Tropes used in The Eagle include:
- Adaptational Attractiveness: Marcus, played by Channing Tatum.
- An Aesop: Honor Before Reason is both good and bad, as it's the reason why Esca and Marcus survive through the film, but the things done in the name of avenging honor are shown to be violent and possibly ultimately pointless.
- Chekhov's Boomerang: The chin-strap scar. First crops up in a blink-and-you'll-miss-it shot, then is repeatedly used as an identifying mark for Roman legionaries.
- Darker and Edgier: Than the original novel. The film ups the amount of actual fighting considerably from the original novel, nor was there any infanticide originally.
- Does This Remind You of Anything?: Tribal warriors with war-paint and suspiciously Mohawk-ish haircuts chasing after someone from another tribe and someone from The Empire across miles and miles of unspoilt wilderness: Last of the Mohicans much?
- Executive Meddling: The film originally ended more ambiguously, with Esca and Marcus riding into the mists. But this played so badly with test audiences that they hurridely shot a newer, definitive ending with Esca and Marcus delivering the Eagle and riding off into the sunset. The rushed nature of the newer ending shows, badly.

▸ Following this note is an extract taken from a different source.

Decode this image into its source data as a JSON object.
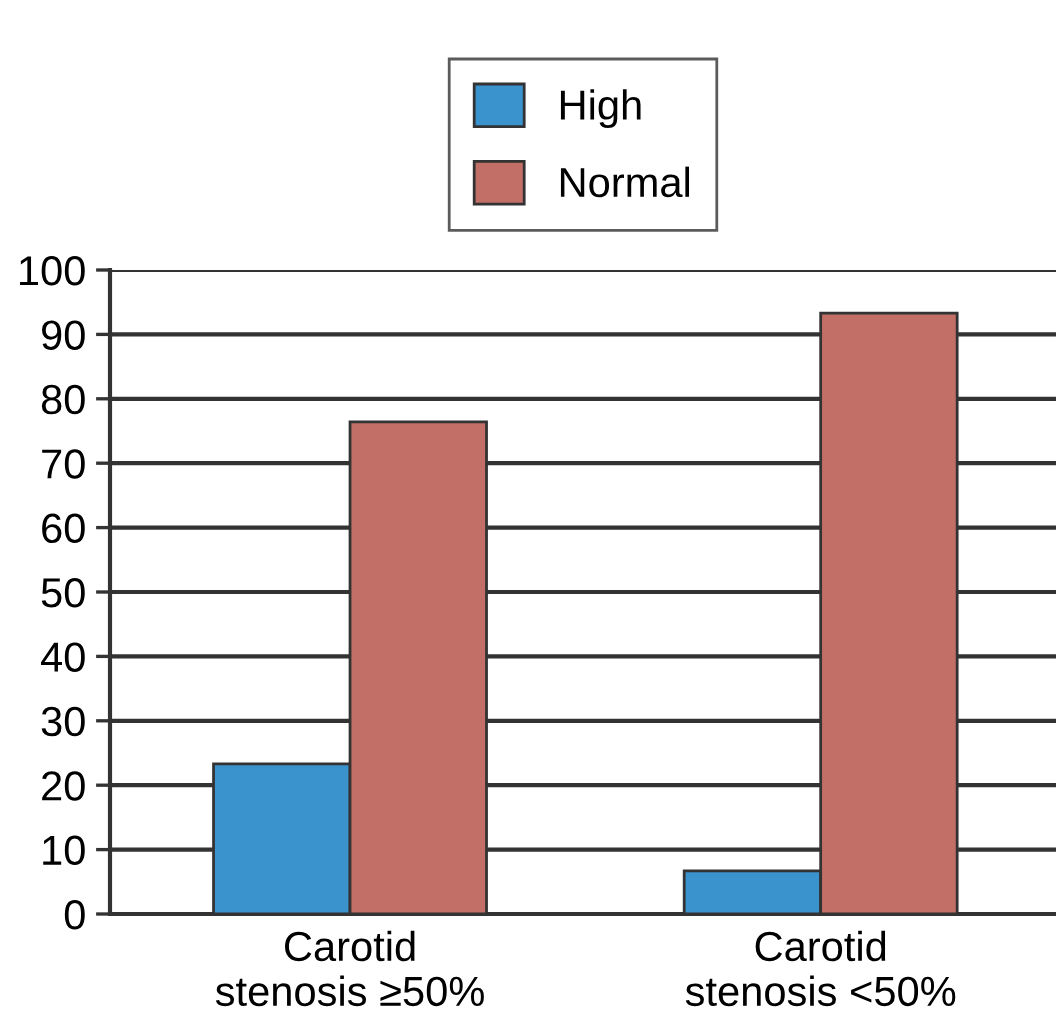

- There is also an alternative ending where Marcus ends up burning the Eagle on Guern's funeral pyre because he believes it rightfully belongs to the brave men who died fighting for it. The final scene shows him and Esca walking back to Hadrian's Wall, discussing possible plans for the future like starting a farm in Spain to breed horses.
- The Film of the Book
- Gory Discretion Shot
- Hollywood Tactics: A scythed chariot would not stand a chance in hell against well-formed heavy infantry, let alone legionaries. Marcus letting his troops turn around and run is the worst thing he could have done. Doubly so, seeing as the Romans had developed an extremely effective method of repelling cavalry.

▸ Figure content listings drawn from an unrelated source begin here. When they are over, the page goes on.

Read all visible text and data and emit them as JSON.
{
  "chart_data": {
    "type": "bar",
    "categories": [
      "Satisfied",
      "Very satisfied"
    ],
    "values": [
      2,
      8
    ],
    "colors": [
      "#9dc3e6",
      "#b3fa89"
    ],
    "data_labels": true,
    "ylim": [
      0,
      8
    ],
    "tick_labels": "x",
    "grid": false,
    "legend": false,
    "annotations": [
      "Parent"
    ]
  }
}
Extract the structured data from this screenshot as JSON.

- Truth in Television: Chariots were intended to scare foot soldiers into running. Romans were also unfamiliar with them as they had fallen out of use pretty much everywhere else in the known world.

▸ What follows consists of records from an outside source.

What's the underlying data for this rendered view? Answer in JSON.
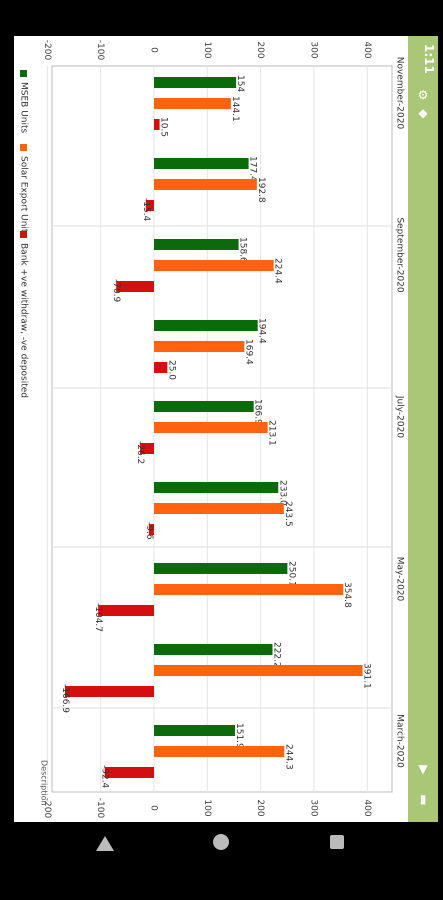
{
  "status": {
    "time": "1:11"
  },
  "icons": [
    "gear-icon",
    "shield-icon",
    "wifi-icon",
    "battery-icon"
  ],
  "chart_data": {
    "type": "bar",
    "orientation": "horizontal",
    "categories": [
      "November-2020",
      "",
      "September-2020",
      "",
      "July-2020",
      "",
      "May-2020",
      "",
      "March-2020"
    ],
    "series": [
      {
        "name": "MSEB Units",
        "color": "#0b6b0b",
        "values": [
          154.0,
          177.4,
          158.6,
          194.4,
          186.9,
          233.0,
          250.1,
          222.2,
          151.9
        ]
      },
      {
        "name": "Solar Export Units",
        "color": "#ff6310",
        "values": [
          144.1,
          192.8,
          224.4,
          169.4,
          213.1,
          243.5,
          354.8,
          391.1,
          244.3
        ]
      },
      {
        "name": "Bank +ve withdraw, -ve deposited",
        "color": "#d50f0f",
        "values": [
          10.5,
          -15.4,
          -70.9,
          25.0,
          -26.2,
          -9.6,
          -104.7,
          -166.9,
          -92.4
        ]
      }
    ],
    "data_labels": [
      [
        "154",
        "177.4",
        "158.6",
        "194.4",
        "186.9",
        "233.0",
        "250.1",
        "222.2",
        "151.9"
      ],
      [
        "144.1",
        "192.8",
        "224.4",
        "169.4",
        "213.1",
        "243.5",
        "354.8",
        "391.1",
        "244.3"
      ],
      [
        "10.5",
        "-15.4",
        "-70.9",
        "25.0",
        "-26.2",
        "-9.6",
        "-104.7",
        "-166.9",
        "-92.4"
      ]
    ],
    "ylim": [
      -200,
      400
    ],
    "ticks": [
      "-200",
      "-100",
      "0",
      "100",
      "200",
      "300",
      "400"
    ],
    "description": "Description",
    "legend": "bottom-left",
    "grid": true
  }
}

- Also, the use of the tortoise formation (meant for withstanding ranged attacks) to charge a line of infantry.
- Honor Before Reason: Pretty much everyone.
- Marcus undertakes the very dangerous hunt for the eponymous Eagle in hostile territory assisted only by a slave who has a fairly strong incentive to murder him and take off, all in the name of his family's honor.
- Esca, the slave in question, has no particular incentive not to simply kill Marcus and leave; the only reason he doesn't, despite ample opportunities to do so, is because he gave his word.
- Not So Different: The Roman and the Britons; both are quite capable of barbarism and nobility towards themselves and others, both have a thriving slave trade, both factions have some kind of evil aristocrat (Seal King and Placidius), and both 'worship' the Eagle as a symbol of their people and their military prowess. Marcus and the Seal Prince, his Shadow Archetype, have a more personal one: they both treat their peers politely, but have a disdain for slaves, they both set out to avenge the loss of the Eagle (just a hunk of metal) as well as the deaths of their fathers, and when both Kick the Dog, they display some humanity in spite of it (Marcus performing it like a mercy kill, the Prince laying his victim down with dignity.) This is symbolized by the fact that, the Prince, who spends most of the movie with war-paint, has it washed off in the end, at which point he kind of resembles Marcus. Also, the music playing when the Druid beheads one of the patrol is the same as when Esca is forced to fight in the arena. The song is called 'Barbarians'.
- The Queen's Latin: Not insignificantly averted.
- Redemption Equals Death
- Scarily Competent Tracker
- Shoot the Dog: Or "kill the boy." Notable in that the primary protagonist and the primary antagonist both do this.
- Translation Convention: Romans speak in American accents, Britons speak in Scottish accents or in Gaelic.